Ne mi oldu?
Yıllardır sitemize asistan arıyoruz fakat Molla Kasım başvurularından başımızı kaldıramaz olduk!
Biz yazı daktilo ettirebileceğimiz bir asistan arayaduralım, Molla Kasım’lar yazdıklarımızı ateşe atmak için fırsat kollasın, oldu mu şimdi!
Şunu belirtelim: Molla Kasım’ı severiz. Herkes, içinde kendi Molla Kasım’ını taşır, taşımalıdır. Taşımalıdır çünkü herkesin kendini sîgaya çekmesi gerekir. Yine de “Biz bu sitenin Molla Kasım’ı olmak istiyoruz arkadaş!” diyen varsa bilsin ki o kadro Edebifikir kurulduğundan beri dolu!
Yazarımız Cüneyt Dal, “dikkat okur var” rumuzlu okurumuza hitaben bir yazı yazdı. Eğer “dikkat okur var” cevaben bir yazı yazmak isterse yayımlayacağımızı bilmesini isteriz. Okurlarımızla sahici ilişkiler kurmayı önemsiyoruz.
Celal Kuru evlenmesine rağmen yazmaya devam ederek bizi şaşırtıyor. Son olarak “Sükût ve Eksik” adlı iki kısa hikâyesini yayımladık, gözden kaçmasın.
Prof. Ahmet Sarı ile yaptığımız söyleşiyi hâlâ okumayanınız var mı? Tekrar tekrar okunacak bir metin çıktı ortaya. Bu vesileyle hocamıza bir kez daha teşekkür edelim.
Sulhi Ceylan günleri rüzgâra tutmaktan usanmadı gitti! Duyduğumuza göre günlüklerini kitap olarak bastırma fikrine sıcak bakıyormuş. Biz de kendisinden tasavvuf sözlüğü yazmasını bekliyoruz güya! Allah bizi de onu da ıslah etsin ne diyelim.
İki aydır yazı yollamayan Feyyaz Kandemir’in ele geçirdiğimiz asker günlüklerini sitemizde yayımladıktan sonra, Adem Suvağcı‘ya “Telif verdiler de yazmadım mı kardeşim? Editör paradan haber versin, tefrika roman bile yazarım!” dediğini işittik. Para gibi pis şeyleri gündeme getirmeye çalıştığı için kendisini şiddetle kınıyoruz.
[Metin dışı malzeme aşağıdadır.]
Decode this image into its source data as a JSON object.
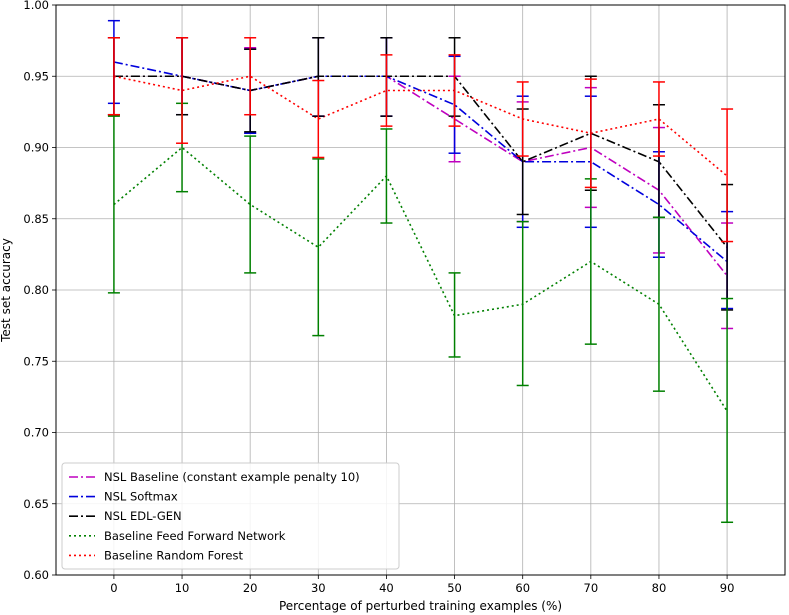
{
  "chart_data": {
    "type": "line",
    "xlabel": "Percentage of perturbed training examples (%)",
    "ylabel": "Test set accuracy",
    "x": [
      0,
      10,
      20,
      30,
      40,
      50,
      60,
      70,
      80,
      90
    ],
    "xticks": [
      "0",
      "10",
      "20",
      "30",
      "40",
      "50",
      "60",
      "70",
      "80",
      "90"
    ],
    "yticks": [
      "0.60",
      "0.65",
      "0.70",
      "0.75",
      "0.80",
      "0.85",
      "0.90",
      "0.95",
      "1.00"
    ],
    "xlim": [
      -8.5,
      98.5
    ],
    "ylim": [
      0.6,
      1.0
    ],
    "grid": true,
    "legend_position": "bottom-left",
    "series": [
      {
        "name": "NSL Baseline (constant example penalty 10)",
        "color": "#bf00bf",
        "dash": "dashdot",
        "values": [
          0.95,
          0.95,
          0.94,
          0.95,
          0.95,
          0.92,
          0.89,
          0.9,
          0.87,
          0.81
        ],
        "err_low": [
          0.923,
          0.923,
          0.91,
          0.922,
          0.922,
          0.89,
          0.848,
          0.858,
          0.826,
          0.773
        ],
        "err_high": [
          0.977,
          0.977,
          0.97,
          0.977,
          0.977,
          0.95,
          0.932,
          0.942,
          0.914,
          0.847
        ]
      },
      {
        "name": "NSL Softmax",
        "color": "#0000dd",
        "dash": "dashdot",
        "values": [
          0.96,
          0.95,
          0.94,
          0.95,
          0.95,
          0.93,
          0.89,
          0.89,
          0.86,
          0.82
        ],
        "err_low": [
          0.931,
          0.923,
          0.91,
          0.922,
          0.922,
          0.896,
          0.844,
          0.844,
          0.823,
          0.787
        ],
        "err_high": [
          0.989,
          0.977,
          0.969,
          0.977,
          0.977,
          0.964,
          0.936,
          0.936,
          0.897,
          0.855
        ]
      },
      {
        "name": "NSL EDL-GEN",
        "color": "#000000",
        "dash": "dashdot",
        "values": [
          0.95,
          0.95,
          0.94,
          0.95,
          0.95,
          0.95,
          0.89,
          0.91,
          0.89,
          0.83
        ],
        "err_low": [
          0.923,
          0.923,
          0.911,
          0.922,
          0.922,
          0.922,
          0.853,
          0.87,
          0.851,
          0.786
        ],
        "err_high": [
          0.977,
          0.977,
          0.969,
          0.977,
          0.977,
          0.977,
          0.927,
          0.95,
          0.93,
          0.874
        ]
      },
      {
        "name": "Baseline Feed Forward Network",
        "color": "#008000",
        "dash": "dotted",
        "values": [
          0.86,
          0.9,
          0.86,
          0.83,
          0.88,
          0.782,
          0.79,
          0.82,
          0.79,
          0.715
        ],
        "err_low": [
          0.798,
          0.869,
          0.812,
          0.768,
          0.847,
          0.753,
          0.733,
          0.762,
          0.729,
          0.637
        ],
        "err_high": [
          0.922,
          0.931,
          0.908,
          0.892,
          0.913,
          0.812,
          0.848,
          0.878,
          0.851,
          0.794
        ]
      },
      {
        "name": "Baseline Random Forest",
        "color": "#ff0000",
        "dash": "dotted",
        "values": [
          0.95,
          0.94,
          0.95,
          0.92,
          0.94,
          0.94,
          0.92,
          0.91,
          0.92,
          0.88
        ],
        "err_low": [
          0.923,
          0.903,
          0.923,
          0.893,
          0.915,
          0.915,
          0.894,
          0.872,
          0.894,
          0.834
        ],
        "err_high": [
          0.977,
          0.977,
          0.977,
          0.947,
          0.965,
          0.965,
          0.946,
          0.948,
          0.946,
          0.927
        ]
      }
    ]
  }
}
Çeşitli memurluk sınavlarına hazırlandığını öne sürerek yazı göndermeyen Mehmet Raşit Küçükkürtül’ün, Feyyaz’ın uğradığı akıbeti düşünmesini istiyoruz. Yıllardır doldurduğu defterlere ulaşmamız çok da zaman almaz. Bizden hatırlatması… Devrimci duruşumuzun gerektirdiği eylemleri yapmaktan asla çekinmeyiz.
Mehmet Erikli’nin “Bugün Sizlere Suzan’dan Bahsedeceğim” hikâyesini, arkadaşımız Can Fırtına seslendirdi. Sitemizde ve Youtube hesabımızda sizi bekliyor. Hikâyemize kulak vermenizi istiyoruz. Bunun bir başlangıç olduğunu ve pek çok metnimizi de seslendireceğimizi hatırlatmak isteriz.
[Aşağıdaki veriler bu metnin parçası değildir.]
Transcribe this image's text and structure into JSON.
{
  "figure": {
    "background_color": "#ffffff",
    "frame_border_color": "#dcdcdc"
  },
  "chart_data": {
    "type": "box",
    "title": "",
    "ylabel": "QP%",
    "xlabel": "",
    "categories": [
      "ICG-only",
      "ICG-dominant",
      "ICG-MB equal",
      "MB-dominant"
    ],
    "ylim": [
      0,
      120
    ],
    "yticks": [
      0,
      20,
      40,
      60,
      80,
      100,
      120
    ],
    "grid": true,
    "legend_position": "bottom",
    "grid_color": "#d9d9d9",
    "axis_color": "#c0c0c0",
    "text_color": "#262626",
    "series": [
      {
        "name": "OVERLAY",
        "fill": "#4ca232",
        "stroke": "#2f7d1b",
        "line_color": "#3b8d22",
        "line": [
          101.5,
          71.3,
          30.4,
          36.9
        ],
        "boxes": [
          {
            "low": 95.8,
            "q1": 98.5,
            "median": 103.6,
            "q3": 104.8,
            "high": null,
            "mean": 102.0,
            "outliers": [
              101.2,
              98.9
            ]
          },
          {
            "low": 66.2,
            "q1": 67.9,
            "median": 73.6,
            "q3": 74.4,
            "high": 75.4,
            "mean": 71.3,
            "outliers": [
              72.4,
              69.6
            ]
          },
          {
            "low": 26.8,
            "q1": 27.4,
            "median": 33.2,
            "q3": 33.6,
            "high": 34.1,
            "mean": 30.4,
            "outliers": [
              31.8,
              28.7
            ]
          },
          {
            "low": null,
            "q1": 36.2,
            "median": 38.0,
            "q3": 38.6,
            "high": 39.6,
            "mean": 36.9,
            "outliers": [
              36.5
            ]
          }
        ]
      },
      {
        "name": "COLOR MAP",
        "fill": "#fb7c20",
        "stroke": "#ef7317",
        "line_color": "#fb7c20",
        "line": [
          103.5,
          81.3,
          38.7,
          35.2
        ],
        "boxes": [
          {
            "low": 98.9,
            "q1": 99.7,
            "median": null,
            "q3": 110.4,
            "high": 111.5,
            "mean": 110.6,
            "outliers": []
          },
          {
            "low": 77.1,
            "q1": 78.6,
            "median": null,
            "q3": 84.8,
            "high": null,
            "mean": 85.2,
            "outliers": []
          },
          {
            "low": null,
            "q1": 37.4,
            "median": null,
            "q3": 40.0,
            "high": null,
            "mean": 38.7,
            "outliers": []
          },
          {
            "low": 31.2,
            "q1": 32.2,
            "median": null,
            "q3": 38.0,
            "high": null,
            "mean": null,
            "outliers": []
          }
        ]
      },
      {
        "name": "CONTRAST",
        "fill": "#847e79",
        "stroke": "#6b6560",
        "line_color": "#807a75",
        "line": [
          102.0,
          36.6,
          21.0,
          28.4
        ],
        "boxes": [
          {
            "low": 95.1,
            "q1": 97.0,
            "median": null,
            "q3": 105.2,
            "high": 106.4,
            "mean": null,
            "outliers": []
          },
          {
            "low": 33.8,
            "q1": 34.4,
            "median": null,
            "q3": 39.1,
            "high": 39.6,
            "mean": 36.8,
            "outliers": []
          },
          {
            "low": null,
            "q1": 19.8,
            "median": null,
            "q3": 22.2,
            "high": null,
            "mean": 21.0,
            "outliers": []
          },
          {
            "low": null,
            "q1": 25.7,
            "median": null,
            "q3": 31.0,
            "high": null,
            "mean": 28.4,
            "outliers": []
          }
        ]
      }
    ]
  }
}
Bilal Can, 15 madde ile düşünür ve şairlerimizin hayatlarına ışık tutmaya devam ediyor. Bu hafta rahmetli Nurettin Topçu hakkındaki yazısını yayımladık. Topçu için, “var olmak düşünmek ve hareket etmektir”, varlığını ispat etmek isteyen düşünüp harekete geçmeli, istemeyi ve sevmeyi bilmelidir. Bu sebeple Nurettin Topçu’yu önemsiyoruz. Bilal Can’ın “15 Maddede Alâeddin Özdenören” yazısı ise sırada yayımlanmayı bekliyor.
Bu arada Edebifikir Haber Ajansımız yazarlarımızın yaz hallerini içeren bir araştırmayı yayımladı. Yoğun uğraş ve jurnal faaliyetleri sonrasında ulaştığımız bilgilerin çok ilginizi çekeceğini düşünüyoruz. Bizden hatırlatması…
Son olarak, Abdullah Karaca ve Bahadır Dadak’ı tanımıyoruz.